Con queste premesse non stupisce che la libera circolazione si traduca in forme molteplici di abuso, tanto più inquietanti poiché diffuse capillarmente e percepite come artifici ormai normali per muoversi su un terreno economico più competitivo.

Una protezione inadeguata

Al carattere strutturale dell’impatto della libera circolazione non corrispondono regole e strumenti di pari natura e portata. Le odierne misure di accompagnamento rimangono inadeguate. Hanno un carattere prevalentemente reattivo e transitorio.

Puntando a misure strutturali, occorre al contrario rafforzare la protezione del lavoro senza scordare interventi nel campo della politica economica, dell’impiego e dei salari.

Tra le misure auspicabili possono essere citate: riconoscimento ai Cantoni della facoltà di decretare salari minimi (non solo secondo criteri sociali); conferimento più agevole del carattere obbligatorio ai contratti collettivi; contratti normali anche a carattere preventivo; inserimento della lotta alle pressioni di natura occupazionale tra gli obiettivi delle misure di accompagnamento; accesso dei giovani disoccupati con formazione scolastica alle misure attive nel periodo di attesa; aumento degli ispettori finanziati dalla Confederazione.

Rinvigorire il tessuto e i corpi intermedi

Perno decisivo di un equilibrato funzionamento del mercato del lavoro rimane tuttavia il ruolo delle parti sociali, sulle quali ricade conseguentemente una rilevante responsabilità. Un corretto funzionamento del mercato del lavoro dipende in larga misura dalla volontà e capacità delle parti sociali di governarne l’andamento attraverso in particolare l’adozione e una programmata diffusione dei contratti collettivi di lavoro.

Intervenire in profondità

Le radici del degrado sono tenaci e profonde.

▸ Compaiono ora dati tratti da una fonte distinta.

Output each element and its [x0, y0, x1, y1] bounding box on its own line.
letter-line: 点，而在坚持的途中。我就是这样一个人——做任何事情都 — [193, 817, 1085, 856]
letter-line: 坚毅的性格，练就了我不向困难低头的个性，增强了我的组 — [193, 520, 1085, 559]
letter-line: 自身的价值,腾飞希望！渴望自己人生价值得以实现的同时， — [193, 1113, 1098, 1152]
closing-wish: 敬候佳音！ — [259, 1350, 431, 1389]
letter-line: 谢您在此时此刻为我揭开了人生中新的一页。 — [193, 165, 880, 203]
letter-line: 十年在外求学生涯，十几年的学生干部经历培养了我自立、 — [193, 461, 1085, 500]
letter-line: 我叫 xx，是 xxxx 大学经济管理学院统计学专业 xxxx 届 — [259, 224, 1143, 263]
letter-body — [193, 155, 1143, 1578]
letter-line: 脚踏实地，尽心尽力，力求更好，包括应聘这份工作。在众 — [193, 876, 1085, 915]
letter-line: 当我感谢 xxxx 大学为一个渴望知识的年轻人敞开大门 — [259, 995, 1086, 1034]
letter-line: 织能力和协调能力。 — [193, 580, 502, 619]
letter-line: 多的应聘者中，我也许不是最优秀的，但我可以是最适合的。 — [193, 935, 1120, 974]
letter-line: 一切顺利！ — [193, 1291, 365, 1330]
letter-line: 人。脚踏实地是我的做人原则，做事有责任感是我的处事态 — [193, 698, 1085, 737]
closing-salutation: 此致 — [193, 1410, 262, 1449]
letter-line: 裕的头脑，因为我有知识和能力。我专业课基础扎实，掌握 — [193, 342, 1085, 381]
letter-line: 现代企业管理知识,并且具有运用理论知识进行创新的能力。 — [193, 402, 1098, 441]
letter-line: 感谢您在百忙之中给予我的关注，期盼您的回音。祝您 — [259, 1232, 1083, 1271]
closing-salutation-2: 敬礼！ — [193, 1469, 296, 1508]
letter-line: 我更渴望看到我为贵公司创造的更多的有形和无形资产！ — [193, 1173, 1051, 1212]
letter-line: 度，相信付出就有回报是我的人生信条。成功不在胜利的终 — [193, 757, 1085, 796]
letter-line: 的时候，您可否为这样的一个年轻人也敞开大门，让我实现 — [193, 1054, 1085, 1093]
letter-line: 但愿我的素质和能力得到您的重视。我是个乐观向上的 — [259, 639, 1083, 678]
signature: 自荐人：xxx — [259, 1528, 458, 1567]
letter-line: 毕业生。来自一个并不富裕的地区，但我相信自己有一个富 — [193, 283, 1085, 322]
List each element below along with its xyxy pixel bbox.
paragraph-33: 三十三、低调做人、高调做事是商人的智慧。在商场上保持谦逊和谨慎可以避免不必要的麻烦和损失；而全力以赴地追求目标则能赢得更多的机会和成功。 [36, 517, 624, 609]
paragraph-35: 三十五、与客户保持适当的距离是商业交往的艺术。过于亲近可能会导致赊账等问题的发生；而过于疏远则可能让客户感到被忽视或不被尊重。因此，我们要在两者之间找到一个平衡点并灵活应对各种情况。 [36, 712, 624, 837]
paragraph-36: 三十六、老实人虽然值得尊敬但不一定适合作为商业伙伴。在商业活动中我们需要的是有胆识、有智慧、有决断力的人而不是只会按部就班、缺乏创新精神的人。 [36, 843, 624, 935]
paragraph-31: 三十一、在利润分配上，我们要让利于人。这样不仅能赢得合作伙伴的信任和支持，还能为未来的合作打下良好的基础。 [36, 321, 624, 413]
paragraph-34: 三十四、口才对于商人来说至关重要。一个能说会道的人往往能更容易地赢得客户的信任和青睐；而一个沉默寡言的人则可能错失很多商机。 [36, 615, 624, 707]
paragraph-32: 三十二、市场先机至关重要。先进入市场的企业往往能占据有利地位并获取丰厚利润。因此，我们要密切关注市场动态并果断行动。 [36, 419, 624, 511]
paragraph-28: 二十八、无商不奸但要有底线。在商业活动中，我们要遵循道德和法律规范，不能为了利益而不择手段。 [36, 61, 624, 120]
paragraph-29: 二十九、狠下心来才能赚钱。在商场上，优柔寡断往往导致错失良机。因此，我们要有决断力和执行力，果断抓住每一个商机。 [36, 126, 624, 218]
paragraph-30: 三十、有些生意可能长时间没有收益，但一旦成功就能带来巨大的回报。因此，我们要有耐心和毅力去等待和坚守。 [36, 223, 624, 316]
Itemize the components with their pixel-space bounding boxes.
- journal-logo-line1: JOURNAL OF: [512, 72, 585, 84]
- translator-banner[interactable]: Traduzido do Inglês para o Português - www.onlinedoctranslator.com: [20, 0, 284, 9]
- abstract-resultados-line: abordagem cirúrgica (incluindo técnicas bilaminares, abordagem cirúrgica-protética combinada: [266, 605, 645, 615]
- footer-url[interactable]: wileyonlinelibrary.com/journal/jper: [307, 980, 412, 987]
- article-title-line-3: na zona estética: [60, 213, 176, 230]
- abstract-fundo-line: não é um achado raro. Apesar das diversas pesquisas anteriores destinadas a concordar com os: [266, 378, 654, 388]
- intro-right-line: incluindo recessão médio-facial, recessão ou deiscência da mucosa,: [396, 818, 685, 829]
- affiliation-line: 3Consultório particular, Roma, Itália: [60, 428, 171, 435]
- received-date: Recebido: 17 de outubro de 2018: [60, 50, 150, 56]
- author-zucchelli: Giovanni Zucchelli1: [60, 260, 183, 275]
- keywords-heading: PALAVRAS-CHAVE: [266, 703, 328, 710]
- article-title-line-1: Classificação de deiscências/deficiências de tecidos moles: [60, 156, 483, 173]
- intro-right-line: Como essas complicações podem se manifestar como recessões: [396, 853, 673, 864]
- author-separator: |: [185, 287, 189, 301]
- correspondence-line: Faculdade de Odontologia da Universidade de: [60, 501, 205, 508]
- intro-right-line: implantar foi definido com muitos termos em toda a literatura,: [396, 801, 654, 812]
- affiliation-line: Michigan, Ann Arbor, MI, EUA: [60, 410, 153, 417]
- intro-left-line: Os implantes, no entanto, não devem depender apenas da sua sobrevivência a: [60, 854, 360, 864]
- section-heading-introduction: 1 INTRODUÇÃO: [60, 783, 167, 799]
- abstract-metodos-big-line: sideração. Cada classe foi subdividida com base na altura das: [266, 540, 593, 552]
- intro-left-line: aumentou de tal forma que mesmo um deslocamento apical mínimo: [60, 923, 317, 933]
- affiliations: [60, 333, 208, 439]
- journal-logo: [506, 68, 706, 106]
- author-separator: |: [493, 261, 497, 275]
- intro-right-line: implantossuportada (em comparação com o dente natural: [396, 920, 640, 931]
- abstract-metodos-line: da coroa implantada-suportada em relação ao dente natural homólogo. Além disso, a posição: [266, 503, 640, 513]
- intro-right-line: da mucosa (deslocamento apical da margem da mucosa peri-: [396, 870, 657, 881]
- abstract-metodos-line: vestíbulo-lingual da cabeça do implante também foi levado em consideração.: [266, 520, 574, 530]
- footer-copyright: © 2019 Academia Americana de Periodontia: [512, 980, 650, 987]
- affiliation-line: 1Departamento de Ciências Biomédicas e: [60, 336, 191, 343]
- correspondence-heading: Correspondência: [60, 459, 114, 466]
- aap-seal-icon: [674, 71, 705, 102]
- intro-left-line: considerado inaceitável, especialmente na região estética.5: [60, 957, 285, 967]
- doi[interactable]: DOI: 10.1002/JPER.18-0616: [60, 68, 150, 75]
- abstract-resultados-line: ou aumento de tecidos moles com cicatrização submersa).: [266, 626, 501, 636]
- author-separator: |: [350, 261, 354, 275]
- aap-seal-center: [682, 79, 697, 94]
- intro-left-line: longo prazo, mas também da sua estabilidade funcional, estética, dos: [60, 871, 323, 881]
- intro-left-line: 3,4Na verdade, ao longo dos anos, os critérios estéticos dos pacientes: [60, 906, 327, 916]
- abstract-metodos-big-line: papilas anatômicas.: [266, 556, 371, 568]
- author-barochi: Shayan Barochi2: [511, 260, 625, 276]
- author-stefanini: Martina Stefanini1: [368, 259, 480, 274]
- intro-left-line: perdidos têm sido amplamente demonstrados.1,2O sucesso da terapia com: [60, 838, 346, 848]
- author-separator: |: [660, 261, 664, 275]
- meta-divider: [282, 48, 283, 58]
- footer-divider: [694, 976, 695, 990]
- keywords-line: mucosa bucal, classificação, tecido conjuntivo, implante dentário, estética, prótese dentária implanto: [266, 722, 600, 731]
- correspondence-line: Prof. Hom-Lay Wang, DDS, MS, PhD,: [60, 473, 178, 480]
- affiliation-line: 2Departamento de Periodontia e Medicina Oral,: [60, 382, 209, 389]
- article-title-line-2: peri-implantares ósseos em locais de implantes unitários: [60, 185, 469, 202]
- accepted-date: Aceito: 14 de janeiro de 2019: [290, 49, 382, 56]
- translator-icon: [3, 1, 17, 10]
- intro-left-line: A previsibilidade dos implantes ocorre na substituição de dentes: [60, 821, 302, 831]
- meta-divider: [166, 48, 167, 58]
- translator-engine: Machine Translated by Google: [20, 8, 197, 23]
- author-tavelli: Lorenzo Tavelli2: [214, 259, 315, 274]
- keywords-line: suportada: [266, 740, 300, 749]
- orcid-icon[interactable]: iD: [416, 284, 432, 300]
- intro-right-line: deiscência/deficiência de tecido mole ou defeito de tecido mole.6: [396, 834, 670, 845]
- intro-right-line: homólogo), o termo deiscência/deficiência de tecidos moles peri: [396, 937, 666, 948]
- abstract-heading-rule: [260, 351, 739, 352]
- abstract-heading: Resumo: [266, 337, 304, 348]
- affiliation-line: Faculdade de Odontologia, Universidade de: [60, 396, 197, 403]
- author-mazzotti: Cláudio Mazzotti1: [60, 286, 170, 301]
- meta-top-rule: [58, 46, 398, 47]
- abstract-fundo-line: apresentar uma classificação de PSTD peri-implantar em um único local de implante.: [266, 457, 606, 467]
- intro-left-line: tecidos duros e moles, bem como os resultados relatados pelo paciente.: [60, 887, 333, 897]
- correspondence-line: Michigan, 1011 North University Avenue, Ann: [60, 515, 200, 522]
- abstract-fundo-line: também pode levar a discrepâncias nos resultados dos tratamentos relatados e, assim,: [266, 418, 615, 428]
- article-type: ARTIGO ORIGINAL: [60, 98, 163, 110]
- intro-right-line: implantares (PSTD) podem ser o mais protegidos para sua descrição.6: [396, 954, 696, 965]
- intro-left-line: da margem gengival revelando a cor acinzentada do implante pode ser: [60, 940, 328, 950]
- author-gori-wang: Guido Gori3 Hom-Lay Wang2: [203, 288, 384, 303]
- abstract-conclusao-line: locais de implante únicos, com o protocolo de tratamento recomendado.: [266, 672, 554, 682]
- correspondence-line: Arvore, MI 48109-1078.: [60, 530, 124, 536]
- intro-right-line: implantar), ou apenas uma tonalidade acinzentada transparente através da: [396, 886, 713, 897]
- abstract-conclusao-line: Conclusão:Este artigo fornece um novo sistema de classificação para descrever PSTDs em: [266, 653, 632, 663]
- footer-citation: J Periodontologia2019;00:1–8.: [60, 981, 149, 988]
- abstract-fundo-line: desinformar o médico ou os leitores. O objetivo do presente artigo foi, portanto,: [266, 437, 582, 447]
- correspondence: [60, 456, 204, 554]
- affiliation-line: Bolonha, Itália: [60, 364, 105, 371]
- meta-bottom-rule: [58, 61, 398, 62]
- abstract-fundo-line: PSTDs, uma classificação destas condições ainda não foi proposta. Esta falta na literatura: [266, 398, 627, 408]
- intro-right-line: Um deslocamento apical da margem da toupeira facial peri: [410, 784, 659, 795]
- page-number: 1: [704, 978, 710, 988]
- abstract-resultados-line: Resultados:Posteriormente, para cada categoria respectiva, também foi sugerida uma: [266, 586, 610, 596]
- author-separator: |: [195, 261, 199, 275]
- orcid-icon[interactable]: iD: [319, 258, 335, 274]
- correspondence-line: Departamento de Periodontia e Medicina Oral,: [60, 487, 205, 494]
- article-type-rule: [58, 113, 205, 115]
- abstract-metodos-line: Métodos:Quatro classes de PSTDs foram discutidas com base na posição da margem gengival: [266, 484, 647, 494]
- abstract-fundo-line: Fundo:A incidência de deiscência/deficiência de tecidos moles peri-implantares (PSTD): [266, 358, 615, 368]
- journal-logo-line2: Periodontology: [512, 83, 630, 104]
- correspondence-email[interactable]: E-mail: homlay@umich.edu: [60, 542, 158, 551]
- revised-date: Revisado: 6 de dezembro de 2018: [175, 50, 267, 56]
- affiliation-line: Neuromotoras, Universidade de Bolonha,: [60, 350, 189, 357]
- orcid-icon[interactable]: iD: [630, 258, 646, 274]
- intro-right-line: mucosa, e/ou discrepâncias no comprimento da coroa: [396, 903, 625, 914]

All’autorità si chiede di cogliere il carattere strutturale dell’impatto esercitato dalla libera circolazione, contrapponendogli misure di pari natura e portata.

Alle imprese è chiesta una apertura al dialogo e alla collaborazione che punti a varare forme di regolazione del mercato del lavoro (in primo luogo i contratti collettivi) atte a preservarne gli equilibri.

In assenza di strumenti più efficaci sarà del resto più arduo conciliare gli obiettivi di lungo termine del Paese, interessato a preservare relazioni di collaborazione con l’Europa, con le esigenze immediate e comprensibili della popolazione, preoccupata per il degrado del mercato del lavoro e per i contraccolpi che ne derivano.

Una più efficace protezione del lavoro è una condizione indispensabile per scongiurare controproducenti tentazioni di isolamento.